Dr June Factor, no date

Dr June Factor, no date

JUNE FACTOR September 16, 1936-April 12, 2024

June Factor was known to her many friends and colleagues for her powerful intellect, meticulous scholarship, warmth, humour and compassion.

A woman of energy and vision, June was respected internationally as an expert on children’s folklore, an eloquent speaker and author, a clear-eyed social historian, fearless advocate and dedicated humanitarian.

Born in Lodz, Poland, June came to Australia, aged 2, “as an infant in my mother’s arms” in January, 1939, one of the first cohorts of Jewish refugees from German fascism. Although never a believer, June’s Jewish heritage was a defining part of her identity. A member of the Australian Jewish Democratic Society from its inception, she was respected as a wise voice.

Her family language was Yiddish, and June had a great love of Yiddish literature and music. This love grew into a generalised appreciation of folk music of all nations. She regularly attended the National Folk Festival in Canberra, enjoying live music and seeing friends at the Folklore Conference.

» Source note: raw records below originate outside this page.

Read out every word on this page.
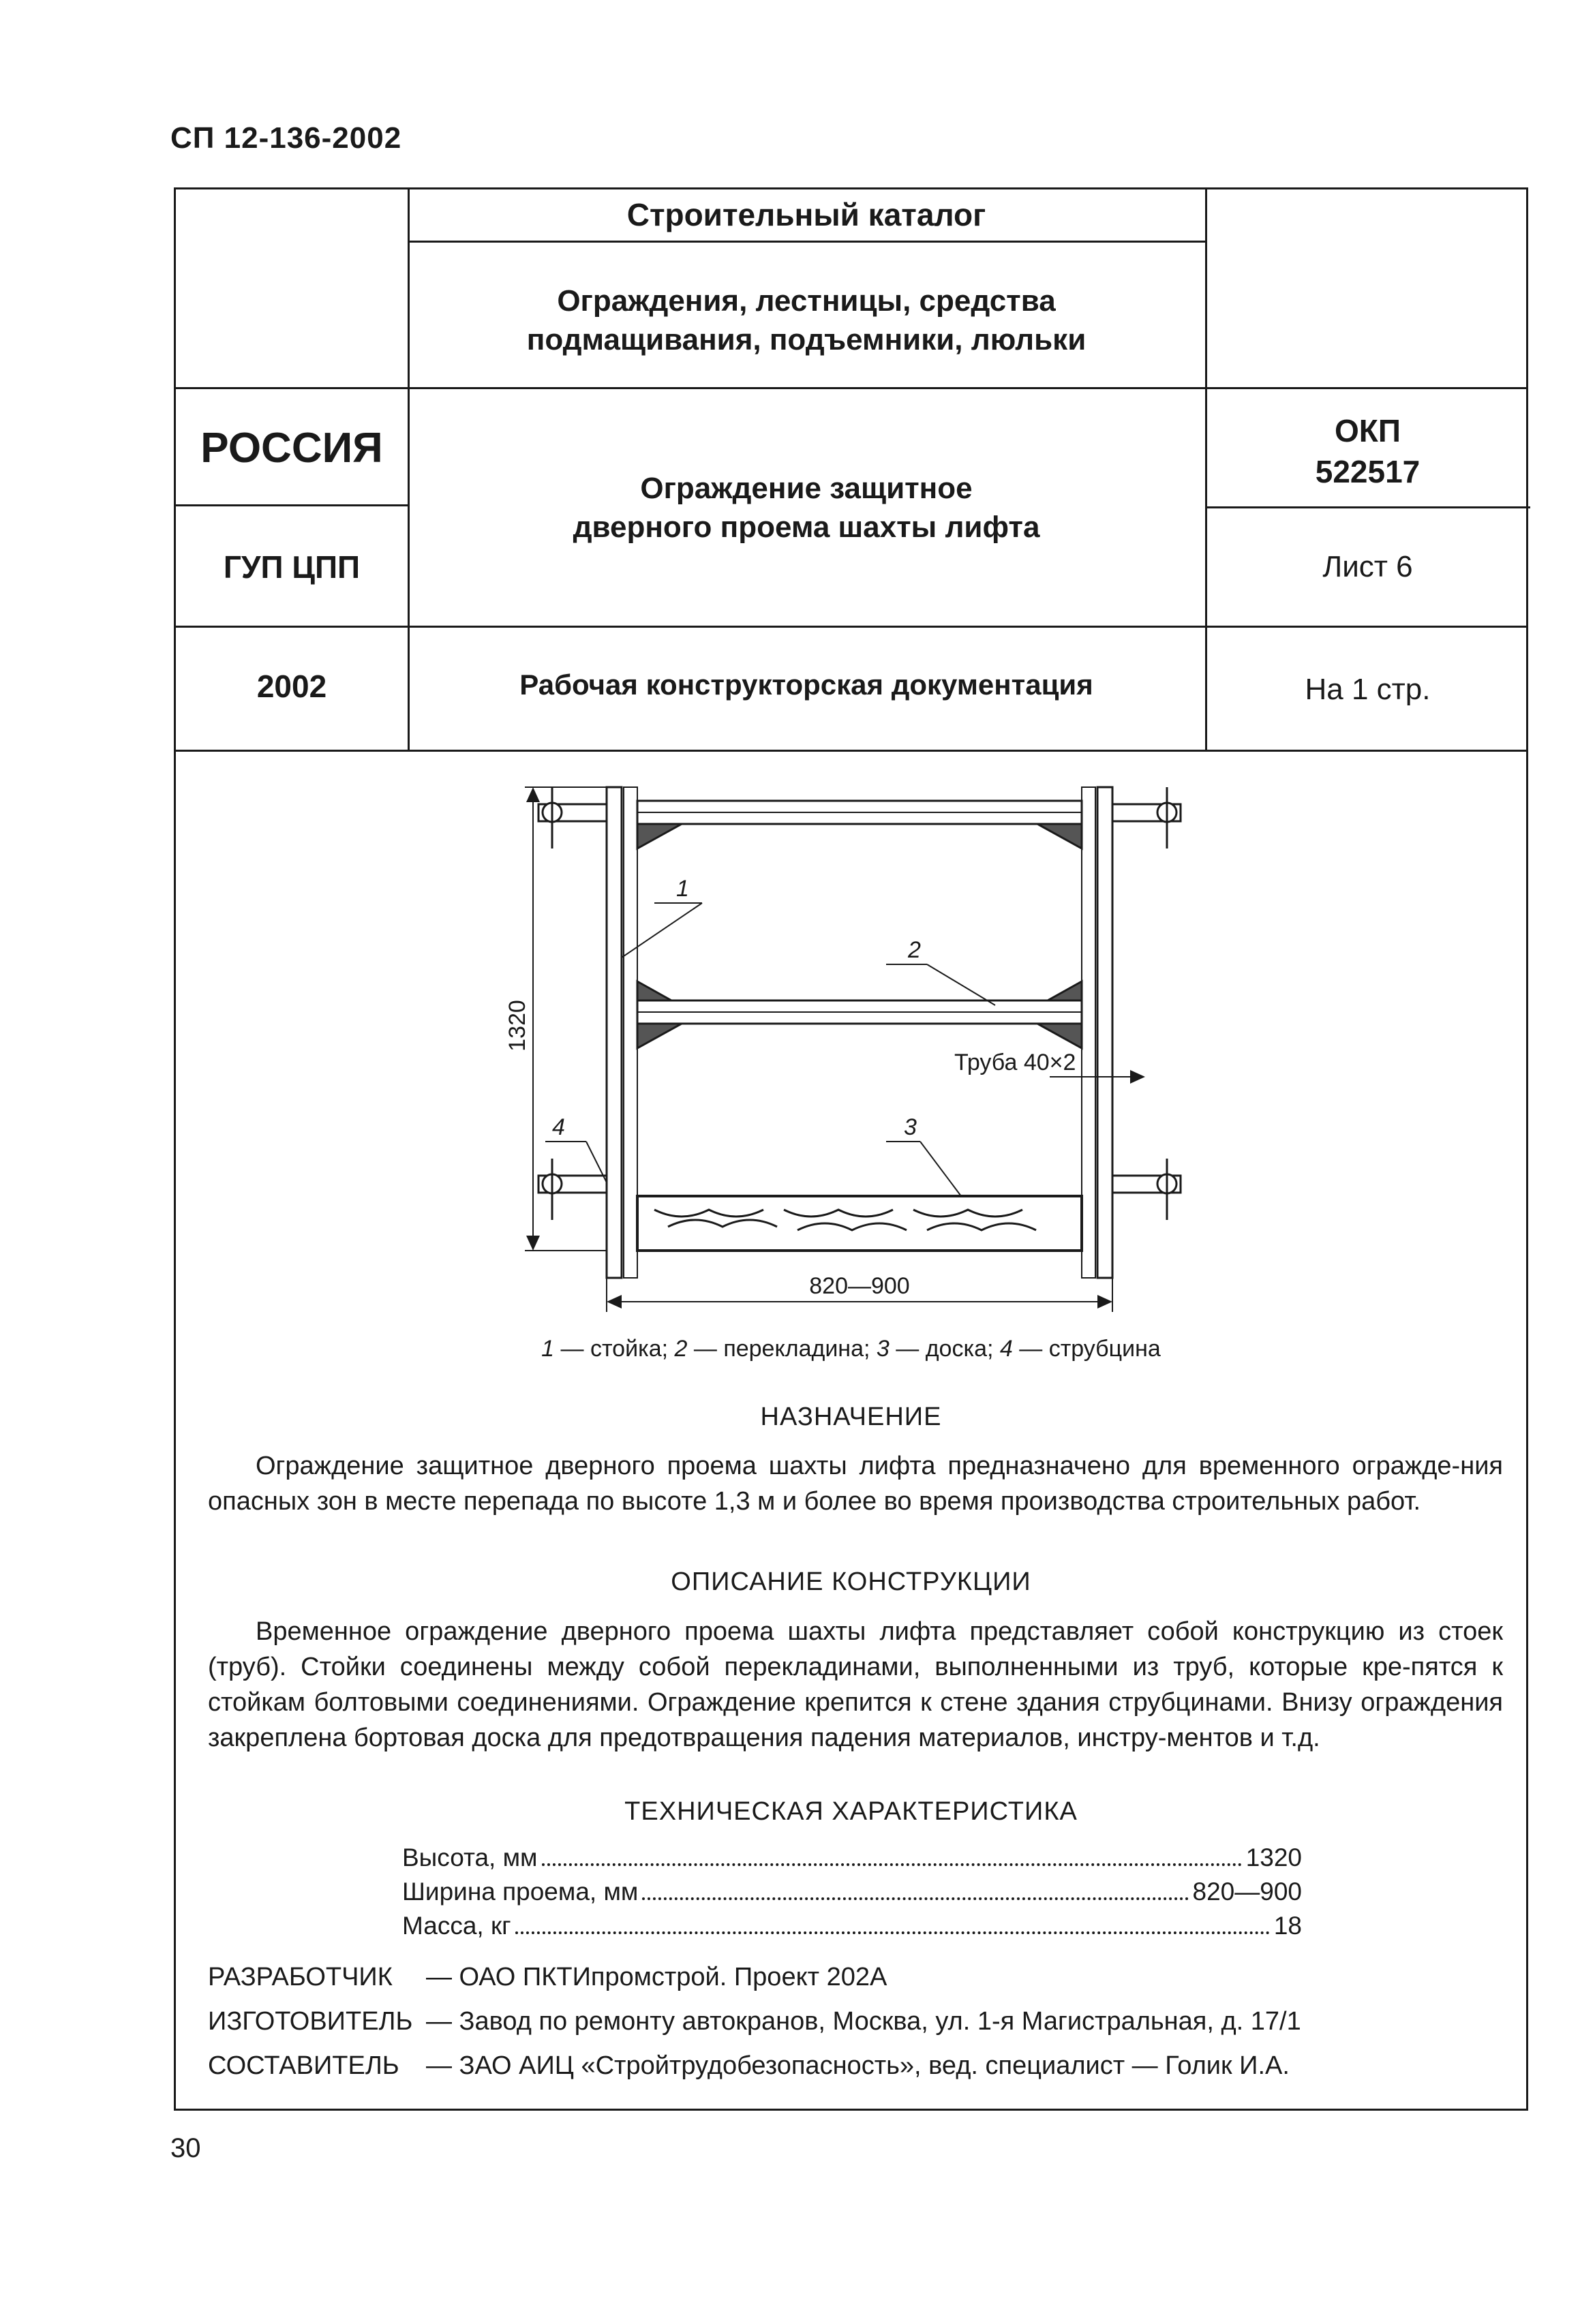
СП 12-136-2002
Строительный каталог
Ограждения, лестницы, средства
подмащивания, подъемники, люльки
РОССИЯ
ГУП ЦПП
2002
Ограждение защитное
дверного проема шахты лифта
Рабочая конструкторская документация
ОКП
522517
Лист 6
На 1 стр.
1320
820—900
Труба 40×2
1
2
3
4
1 — стойка; 2 — перекладина; 3 — доска; 4 — струбцина
НАЗНАЧЕНИЕ
Ограждение защитное дверного проема шахты лифта предназначено для временного огражде-ния опасных зон в месте перепада по высоте 1,3 м и более во время производства строительных работ.
ОПИСАНИЕ КОНСТРУКЦИИ
Временное ограждение дверного проема шахты лифта представляет собой конструкцию из стоек (труб). Стойки соединены между собой перекладинами, выполненными из труб, которые кре-пятся к стойкам болтовыми соединениями. Ограждение крепится к стене здания струбцинами. Внизу ограждения закреплена бортовая доска для предотвращения падения материалов, инстру-ментов и т.д.
ТЕХНИЧЕСКАЯ ХАРАКТЕРИСТИКА
Высота, мм	1320
Ширина проема, мм	820—900
Масса, кг	18
РАЗРАБОТЧИК	— ОАО ПКТИпромстрой. Проект 202А
ИЗГОТОВИТЕЛЬ — Завод по ремонту автокранов, Москва, ул. 1-я Магистральная, д. 17/1
СОСТАВИТЕЛЬ	— ЗАО АИЦ «Стройтрудобезопасность», вед. специалист — Голик И.А.
30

Her dedication to folklore, particularly that of children, became a critical part of her identity. She considered the joint founding of the Australian Children’s Folklore Collection in 1979 as one of her greatest achievements. June and Gwenda Beed Davey established the Collection to document children’s traditional playground lore. Started in a filing cabinet at the Institute of Early Childhood Development (IECD) in Kew, the Collection grew to encompass a significant body of research and a remarkable collection of children’s playthings. Donated to Museum Victoria in 1999, the Collection was placed on the UNESCO Australia Memory of the World Register in 2004, as part of the nation’s most significant documentary heritage.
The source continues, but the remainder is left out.